My parents raised me to always say “yes sir” and “no ma’am”, and I automatically say it to service workers and just about anyone with whom I’m not close that I interact with. I noticed recently that I had misgendered a cashier when saying something like “no thank you, ma’am” based on their appearing AFAB, but on a future visit to the store they had added their pronouns (they) to their name tag. I would feel bad if their interaction with me was something they will remember when feeling down. This particular person has a fairly androgynous haircut/look and wears a store uniform, so there’s no gender clue there.
I am thinking I need to just stop saying “sir” and “ma’am” altogether, but I like the politeness and I don’t know how I would replace it in a gender-neutral way. Is there anything better than just dropping it entirely?
For background I’m a millennial and more than happy to use people’s correct pronouns if I know them!
Just drop the pronouns. Super easy, doesn’t change based on who your are speaking to, and just saying Thanks or Thank You is 1000x better than your average retail customer.
Unbelievable.
I recently said “thanks mate” to a blatant MtF person that works for the same organisation as I do. I probably very visibly shit a brick and thought “not your best choice of words”. If it’s obvious, I will use gendered words, if someone has pronouns or something to make it obvious how they want to be referred to, I’ll use them. If it’s not obvious, and they have nothing to indicate how they want to be referred to, I’ll just be polite.
Mistakes happen, be polite and apologise and I reckon you’ll be fine.
Are you in the UK? I’m an Aussie and I’ve always considered “mate” to be gender neutral. I’ve seen all combinations of men and women saying it to each other.
I’ll often just go for a “thank you kindly!”. It has the same flow.

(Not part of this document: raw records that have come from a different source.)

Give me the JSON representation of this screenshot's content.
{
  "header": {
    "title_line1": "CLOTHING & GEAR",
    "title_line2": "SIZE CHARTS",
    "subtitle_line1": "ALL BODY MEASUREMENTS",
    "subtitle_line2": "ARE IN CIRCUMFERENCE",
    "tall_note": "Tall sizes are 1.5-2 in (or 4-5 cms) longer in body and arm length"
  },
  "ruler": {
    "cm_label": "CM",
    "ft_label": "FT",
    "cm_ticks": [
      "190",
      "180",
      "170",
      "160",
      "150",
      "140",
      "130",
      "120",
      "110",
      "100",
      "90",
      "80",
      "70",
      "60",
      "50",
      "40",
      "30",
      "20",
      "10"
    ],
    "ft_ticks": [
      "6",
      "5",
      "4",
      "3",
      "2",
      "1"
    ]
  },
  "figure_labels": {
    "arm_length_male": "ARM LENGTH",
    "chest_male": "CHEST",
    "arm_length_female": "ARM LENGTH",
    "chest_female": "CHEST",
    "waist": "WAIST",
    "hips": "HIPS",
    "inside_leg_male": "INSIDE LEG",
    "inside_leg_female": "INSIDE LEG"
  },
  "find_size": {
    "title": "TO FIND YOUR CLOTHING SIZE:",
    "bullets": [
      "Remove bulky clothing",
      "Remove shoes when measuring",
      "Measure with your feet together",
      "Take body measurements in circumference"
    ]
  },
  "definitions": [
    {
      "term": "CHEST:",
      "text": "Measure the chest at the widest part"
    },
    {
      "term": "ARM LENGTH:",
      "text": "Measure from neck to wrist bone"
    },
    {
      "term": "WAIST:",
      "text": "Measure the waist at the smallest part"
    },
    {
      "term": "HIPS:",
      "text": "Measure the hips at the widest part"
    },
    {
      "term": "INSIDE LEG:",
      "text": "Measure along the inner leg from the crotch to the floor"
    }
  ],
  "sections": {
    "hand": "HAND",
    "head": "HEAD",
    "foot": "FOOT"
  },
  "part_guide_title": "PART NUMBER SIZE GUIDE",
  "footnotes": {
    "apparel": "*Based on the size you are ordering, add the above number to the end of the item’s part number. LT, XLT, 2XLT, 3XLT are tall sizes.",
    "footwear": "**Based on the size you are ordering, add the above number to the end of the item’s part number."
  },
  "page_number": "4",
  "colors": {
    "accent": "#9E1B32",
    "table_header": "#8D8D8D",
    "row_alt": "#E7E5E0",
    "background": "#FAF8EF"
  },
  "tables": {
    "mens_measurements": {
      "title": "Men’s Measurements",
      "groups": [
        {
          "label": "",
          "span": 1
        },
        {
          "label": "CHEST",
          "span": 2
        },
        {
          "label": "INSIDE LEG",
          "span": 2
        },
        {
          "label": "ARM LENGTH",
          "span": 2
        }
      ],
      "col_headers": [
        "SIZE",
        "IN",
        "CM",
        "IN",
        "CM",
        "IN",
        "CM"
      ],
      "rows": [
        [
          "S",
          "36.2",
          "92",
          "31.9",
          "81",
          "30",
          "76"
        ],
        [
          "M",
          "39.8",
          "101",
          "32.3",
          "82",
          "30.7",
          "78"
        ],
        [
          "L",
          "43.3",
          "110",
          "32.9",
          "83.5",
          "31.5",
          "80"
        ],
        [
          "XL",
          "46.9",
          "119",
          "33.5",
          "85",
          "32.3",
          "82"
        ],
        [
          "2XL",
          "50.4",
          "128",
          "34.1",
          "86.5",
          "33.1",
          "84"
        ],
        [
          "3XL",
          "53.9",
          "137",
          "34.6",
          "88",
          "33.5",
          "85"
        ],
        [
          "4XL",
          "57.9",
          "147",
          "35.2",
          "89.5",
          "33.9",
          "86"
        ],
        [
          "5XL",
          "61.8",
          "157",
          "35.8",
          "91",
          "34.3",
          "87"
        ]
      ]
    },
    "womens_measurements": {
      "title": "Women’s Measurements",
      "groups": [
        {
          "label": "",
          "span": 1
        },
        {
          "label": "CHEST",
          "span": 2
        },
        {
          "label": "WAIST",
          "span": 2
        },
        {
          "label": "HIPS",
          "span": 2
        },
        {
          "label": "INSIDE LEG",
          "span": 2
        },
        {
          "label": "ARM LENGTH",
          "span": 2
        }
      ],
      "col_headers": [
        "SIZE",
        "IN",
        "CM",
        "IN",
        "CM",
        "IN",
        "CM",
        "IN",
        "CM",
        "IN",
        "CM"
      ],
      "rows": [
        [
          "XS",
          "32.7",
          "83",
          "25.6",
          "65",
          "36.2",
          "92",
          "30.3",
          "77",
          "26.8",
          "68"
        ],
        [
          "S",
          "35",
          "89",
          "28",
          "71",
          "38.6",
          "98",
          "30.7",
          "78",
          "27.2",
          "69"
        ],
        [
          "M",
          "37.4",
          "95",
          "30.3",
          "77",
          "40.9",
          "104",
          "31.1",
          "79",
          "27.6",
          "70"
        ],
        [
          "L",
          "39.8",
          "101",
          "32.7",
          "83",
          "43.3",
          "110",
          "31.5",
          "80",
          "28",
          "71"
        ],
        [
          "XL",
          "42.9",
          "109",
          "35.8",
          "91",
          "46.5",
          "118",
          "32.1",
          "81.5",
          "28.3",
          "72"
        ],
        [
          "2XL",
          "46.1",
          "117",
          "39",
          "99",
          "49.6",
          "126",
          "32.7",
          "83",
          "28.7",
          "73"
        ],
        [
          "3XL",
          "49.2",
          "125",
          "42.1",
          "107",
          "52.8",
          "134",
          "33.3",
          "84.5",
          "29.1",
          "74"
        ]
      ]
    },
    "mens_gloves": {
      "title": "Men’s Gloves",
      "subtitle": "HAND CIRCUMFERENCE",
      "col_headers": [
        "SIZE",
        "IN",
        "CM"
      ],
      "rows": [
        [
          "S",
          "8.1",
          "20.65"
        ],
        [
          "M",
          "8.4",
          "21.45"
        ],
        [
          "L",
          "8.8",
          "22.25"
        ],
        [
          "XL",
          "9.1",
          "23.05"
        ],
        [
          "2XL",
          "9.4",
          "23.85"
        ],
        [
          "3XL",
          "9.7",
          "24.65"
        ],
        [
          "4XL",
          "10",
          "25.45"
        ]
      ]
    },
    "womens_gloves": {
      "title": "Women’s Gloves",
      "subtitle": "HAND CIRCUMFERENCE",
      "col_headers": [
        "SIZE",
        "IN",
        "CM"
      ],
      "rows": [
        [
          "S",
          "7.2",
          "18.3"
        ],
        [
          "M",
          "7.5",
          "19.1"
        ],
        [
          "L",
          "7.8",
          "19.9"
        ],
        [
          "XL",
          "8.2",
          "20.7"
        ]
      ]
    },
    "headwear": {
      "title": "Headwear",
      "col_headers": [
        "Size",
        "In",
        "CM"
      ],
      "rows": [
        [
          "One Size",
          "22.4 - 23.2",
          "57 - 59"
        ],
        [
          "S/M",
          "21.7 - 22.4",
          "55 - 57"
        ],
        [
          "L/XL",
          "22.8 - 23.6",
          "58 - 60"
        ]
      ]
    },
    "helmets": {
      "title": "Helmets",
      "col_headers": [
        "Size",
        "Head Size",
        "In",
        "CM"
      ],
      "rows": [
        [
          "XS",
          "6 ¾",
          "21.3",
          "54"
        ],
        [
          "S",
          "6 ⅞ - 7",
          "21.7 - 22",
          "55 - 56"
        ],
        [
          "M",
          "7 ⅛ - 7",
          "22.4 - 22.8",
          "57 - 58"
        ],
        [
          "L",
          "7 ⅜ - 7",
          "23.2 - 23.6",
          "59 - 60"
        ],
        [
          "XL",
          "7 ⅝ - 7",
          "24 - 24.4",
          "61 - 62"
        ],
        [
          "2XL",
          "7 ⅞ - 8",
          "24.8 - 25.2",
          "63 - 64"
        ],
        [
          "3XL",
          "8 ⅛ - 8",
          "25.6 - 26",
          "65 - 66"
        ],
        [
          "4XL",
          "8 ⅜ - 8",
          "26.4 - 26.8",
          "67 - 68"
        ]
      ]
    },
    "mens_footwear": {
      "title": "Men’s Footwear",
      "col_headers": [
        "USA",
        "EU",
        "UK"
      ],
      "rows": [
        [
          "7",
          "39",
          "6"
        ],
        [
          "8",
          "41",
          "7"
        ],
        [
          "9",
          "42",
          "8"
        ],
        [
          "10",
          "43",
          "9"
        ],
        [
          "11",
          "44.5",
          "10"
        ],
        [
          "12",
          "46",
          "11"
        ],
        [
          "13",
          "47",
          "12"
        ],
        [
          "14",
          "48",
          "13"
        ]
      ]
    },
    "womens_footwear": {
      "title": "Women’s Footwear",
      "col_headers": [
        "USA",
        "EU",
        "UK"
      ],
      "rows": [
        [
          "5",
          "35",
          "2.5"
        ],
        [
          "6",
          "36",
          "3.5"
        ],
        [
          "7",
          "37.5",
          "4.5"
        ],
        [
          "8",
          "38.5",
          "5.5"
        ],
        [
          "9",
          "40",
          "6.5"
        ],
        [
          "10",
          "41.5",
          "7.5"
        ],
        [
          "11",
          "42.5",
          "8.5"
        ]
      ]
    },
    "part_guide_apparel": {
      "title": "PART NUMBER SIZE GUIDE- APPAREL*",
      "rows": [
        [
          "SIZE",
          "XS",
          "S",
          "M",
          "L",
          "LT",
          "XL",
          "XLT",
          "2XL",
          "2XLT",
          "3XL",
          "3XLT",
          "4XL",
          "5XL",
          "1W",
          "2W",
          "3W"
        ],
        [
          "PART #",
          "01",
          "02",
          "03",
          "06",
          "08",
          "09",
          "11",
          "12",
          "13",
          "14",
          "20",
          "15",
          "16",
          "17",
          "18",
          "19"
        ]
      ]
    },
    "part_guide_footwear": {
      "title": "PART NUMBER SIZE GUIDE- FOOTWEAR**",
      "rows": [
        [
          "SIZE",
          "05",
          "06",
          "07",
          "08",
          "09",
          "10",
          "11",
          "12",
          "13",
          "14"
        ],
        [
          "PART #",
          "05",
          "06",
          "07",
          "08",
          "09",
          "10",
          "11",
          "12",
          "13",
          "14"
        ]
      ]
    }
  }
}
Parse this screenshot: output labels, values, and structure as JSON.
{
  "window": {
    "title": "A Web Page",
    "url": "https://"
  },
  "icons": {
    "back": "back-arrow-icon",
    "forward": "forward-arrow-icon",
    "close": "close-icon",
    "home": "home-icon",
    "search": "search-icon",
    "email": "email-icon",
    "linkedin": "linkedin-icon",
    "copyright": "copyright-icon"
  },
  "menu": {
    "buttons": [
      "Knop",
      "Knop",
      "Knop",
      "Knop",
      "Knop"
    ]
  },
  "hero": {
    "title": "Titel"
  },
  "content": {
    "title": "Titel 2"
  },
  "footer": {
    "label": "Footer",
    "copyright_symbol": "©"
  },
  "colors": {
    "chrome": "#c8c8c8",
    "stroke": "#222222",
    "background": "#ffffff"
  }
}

So you’ve gone an entire lifetime saying these things with no problem, and then one day you encounter someone who’s decided to request “they them” pronouns, and youre going to drop this entire habit?
Did this person signal to you that you’d hurt them somehow? It sounds like they corrected an error on your part. Unless they displayed some anger or hurt, perhaps it’s just that you used the same pronouns everyone else does by virtue of how they present themselves, and then they corrected you, and you can use their pronouns from here on out.
I don’t think you should model this as a situation where you hurt someone. You used wrong info, got corrected, and you can move on.
Don’t start misgendering 99% of the people you meet just because one person corrected your assumption once. Don’t do that. Your cultural upbringing is not garbage to be discarded so easily.